In Matter of Spector (58 AD2d 493), the respondent attorney failed to prosecute two breach of contract actions and one action for false arrest, failed to communicate with clients, failed to cooperate in the investigation of these matters, and failed to appear before the Hearing Panel and defend the charges. This Court disbarred Spector, noting that, "His abandonment of his clients and their cases cannot be condoned.” (Supra, at 495.)

In the case at bar, respondent abandoned at least 12 clients in the midst of matrimonial, personal injury, landlord/tenant, estate, employment discrimination, tax and criminal appeal proceedings. While respondent did appear before the Hearing Panel, he lacked candor and did not contest the facts underlying the complaints. Instead, respondent attempted to hide behind the fact that he was practicing law as a professional corporation, that the professional corporation was in bankruptcy and that this somehow relieved him from all responsi*287bility to his clients.
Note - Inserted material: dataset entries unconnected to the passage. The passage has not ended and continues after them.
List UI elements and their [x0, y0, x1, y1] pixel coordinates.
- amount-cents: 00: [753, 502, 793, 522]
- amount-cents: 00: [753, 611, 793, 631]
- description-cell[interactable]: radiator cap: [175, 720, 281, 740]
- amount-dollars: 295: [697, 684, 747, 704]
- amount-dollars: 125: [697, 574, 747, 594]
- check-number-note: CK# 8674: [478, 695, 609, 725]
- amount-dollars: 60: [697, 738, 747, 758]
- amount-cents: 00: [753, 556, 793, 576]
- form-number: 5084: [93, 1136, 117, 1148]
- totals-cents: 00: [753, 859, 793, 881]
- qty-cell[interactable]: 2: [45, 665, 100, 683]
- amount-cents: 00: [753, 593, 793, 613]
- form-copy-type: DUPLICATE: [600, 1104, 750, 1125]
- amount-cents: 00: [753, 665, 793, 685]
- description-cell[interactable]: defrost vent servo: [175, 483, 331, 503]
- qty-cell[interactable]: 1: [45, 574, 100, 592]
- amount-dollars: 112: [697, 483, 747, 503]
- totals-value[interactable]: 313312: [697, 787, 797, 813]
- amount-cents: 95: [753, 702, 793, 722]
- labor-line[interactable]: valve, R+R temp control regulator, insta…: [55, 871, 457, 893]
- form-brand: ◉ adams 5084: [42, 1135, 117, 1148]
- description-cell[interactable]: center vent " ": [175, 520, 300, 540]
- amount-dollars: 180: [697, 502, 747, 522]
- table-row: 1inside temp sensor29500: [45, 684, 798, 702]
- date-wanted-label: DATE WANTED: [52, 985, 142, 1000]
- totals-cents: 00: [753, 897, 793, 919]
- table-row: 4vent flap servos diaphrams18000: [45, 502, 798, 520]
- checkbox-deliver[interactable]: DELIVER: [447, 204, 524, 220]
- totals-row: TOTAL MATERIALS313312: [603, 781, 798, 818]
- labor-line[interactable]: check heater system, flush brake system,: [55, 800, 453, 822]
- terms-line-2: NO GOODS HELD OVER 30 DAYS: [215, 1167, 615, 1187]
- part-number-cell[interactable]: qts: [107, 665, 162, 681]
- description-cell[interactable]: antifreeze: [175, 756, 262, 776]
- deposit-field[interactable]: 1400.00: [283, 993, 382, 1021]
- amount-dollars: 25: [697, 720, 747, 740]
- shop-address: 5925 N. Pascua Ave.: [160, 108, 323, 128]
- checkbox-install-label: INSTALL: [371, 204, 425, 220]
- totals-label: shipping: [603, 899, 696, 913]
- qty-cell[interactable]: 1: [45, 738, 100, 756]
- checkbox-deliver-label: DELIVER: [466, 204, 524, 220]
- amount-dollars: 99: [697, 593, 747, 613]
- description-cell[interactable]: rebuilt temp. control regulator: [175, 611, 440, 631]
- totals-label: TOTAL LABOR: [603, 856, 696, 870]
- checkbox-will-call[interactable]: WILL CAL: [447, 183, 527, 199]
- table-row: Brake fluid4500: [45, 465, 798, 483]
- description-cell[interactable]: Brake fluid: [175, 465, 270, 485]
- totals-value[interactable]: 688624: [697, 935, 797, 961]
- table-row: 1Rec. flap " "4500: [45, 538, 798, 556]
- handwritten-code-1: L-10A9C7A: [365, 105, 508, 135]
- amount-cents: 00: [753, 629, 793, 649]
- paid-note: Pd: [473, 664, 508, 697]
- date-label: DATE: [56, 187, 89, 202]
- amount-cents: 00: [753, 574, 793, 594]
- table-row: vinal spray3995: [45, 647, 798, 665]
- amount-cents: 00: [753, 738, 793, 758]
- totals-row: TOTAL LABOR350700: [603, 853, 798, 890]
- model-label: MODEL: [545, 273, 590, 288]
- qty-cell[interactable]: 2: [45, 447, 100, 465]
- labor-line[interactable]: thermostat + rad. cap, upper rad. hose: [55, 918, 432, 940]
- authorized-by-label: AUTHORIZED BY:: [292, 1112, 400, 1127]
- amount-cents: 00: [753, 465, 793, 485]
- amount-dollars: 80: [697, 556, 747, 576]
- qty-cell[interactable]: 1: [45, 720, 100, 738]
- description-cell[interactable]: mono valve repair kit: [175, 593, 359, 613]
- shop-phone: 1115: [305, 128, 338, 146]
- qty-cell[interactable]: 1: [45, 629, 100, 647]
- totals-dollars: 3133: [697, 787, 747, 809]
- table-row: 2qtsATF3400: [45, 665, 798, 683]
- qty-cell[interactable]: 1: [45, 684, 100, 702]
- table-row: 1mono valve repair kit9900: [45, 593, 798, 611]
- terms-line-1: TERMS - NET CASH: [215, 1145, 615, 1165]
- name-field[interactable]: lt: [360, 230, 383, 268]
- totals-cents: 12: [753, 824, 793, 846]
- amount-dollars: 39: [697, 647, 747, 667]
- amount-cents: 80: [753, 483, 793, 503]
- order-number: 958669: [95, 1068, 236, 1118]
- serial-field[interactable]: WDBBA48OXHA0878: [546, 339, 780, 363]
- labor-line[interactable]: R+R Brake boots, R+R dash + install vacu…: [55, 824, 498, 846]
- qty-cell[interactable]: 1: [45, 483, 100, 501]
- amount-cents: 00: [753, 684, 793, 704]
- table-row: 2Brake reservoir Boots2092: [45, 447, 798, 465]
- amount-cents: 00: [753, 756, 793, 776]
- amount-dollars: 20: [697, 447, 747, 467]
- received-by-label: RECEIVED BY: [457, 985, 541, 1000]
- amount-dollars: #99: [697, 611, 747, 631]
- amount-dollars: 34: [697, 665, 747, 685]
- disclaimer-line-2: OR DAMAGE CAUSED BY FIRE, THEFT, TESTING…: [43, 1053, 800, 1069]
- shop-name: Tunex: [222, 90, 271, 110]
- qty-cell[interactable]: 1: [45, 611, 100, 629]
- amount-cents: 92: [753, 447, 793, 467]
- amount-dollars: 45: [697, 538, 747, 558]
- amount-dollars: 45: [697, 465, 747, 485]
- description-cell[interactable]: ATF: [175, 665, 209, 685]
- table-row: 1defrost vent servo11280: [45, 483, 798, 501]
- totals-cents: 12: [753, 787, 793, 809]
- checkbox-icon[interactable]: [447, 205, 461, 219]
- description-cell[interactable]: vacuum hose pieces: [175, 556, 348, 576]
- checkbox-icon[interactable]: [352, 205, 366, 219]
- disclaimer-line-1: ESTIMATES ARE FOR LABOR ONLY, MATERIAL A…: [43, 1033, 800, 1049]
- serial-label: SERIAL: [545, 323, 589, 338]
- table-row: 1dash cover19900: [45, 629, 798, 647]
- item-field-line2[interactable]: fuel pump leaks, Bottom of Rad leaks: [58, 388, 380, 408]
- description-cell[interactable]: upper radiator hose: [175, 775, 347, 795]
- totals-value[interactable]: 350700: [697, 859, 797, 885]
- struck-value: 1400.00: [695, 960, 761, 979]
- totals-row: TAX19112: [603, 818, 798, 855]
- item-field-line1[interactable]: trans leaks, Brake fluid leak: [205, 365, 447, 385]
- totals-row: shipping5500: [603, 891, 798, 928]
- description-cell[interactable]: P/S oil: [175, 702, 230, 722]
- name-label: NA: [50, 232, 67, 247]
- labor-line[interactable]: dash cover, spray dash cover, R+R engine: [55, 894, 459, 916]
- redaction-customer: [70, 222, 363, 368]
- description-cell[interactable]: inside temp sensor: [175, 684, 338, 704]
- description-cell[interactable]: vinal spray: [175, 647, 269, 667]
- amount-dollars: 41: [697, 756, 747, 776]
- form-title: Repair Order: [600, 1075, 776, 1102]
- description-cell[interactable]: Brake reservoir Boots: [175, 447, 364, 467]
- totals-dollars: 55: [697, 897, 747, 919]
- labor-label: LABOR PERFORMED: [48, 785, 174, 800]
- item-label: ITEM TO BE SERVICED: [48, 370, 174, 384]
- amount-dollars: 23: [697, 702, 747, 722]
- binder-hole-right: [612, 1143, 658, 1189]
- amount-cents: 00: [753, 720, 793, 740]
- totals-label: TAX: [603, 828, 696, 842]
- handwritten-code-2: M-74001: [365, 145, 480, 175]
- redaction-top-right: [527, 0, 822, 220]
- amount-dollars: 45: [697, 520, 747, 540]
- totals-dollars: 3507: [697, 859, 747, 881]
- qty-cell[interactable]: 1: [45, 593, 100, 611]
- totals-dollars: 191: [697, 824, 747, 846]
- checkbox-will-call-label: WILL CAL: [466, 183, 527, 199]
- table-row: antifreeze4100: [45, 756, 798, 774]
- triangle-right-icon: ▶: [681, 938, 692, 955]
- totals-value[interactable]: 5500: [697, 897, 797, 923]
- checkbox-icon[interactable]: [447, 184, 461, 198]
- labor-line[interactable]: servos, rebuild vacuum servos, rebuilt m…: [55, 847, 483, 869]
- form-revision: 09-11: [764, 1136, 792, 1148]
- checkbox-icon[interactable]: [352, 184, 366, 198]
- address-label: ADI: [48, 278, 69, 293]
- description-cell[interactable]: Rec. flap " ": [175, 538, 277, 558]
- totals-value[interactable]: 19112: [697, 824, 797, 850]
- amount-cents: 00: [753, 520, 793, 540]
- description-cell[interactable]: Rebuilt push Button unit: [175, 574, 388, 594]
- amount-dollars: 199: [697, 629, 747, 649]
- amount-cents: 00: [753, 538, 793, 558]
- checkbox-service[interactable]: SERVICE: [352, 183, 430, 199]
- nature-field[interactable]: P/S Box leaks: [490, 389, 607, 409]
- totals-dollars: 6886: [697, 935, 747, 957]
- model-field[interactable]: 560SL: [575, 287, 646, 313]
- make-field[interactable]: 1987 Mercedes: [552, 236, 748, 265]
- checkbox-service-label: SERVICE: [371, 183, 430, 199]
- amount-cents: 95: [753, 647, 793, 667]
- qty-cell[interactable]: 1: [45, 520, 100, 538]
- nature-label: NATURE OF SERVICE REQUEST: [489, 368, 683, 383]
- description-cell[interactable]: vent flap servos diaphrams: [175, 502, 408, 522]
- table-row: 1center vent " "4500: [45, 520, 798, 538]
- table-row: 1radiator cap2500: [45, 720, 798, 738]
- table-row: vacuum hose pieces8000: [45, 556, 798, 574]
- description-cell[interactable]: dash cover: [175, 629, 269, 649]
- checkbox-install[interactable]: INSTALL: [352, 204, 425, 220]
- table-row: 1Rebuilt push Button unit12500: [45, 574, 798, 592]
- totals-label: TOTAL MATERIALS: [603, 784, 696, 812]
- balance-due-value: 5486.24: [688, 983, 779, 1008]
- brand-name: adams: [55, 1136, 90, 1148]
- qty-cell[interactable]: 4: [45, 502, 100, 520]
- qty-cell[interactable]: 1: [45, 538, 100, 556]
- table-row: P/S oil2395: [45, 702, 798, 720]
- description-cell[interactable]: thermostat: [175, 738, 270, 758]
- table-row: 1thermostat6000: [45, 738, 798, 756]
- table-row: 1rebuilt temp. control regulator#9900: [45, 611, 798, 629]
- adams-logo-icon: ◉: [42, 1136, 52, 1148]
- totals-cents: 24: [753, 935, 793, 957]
In view of respondent’s conduct, disbarment is the only appropriate sanction.

Accordingly, the Disciplinary Committee’s petition is granted, the Hearing Panel’s report is confirmed and the recommended sanction of disbarment imposed effective forthwith.

Murphy, P. J., Rosenberger, Rubin, Ross and Williams, JJ., concur.

Petition granted, the Hearing Panel’s report confirmed and respondent disbarred from practice as an attorney and counselor-at-law in the State of New York, and respondent’s name directed to be stricken from the roll of attorneys and counselors-at-law in the State of New York, effective forthwith.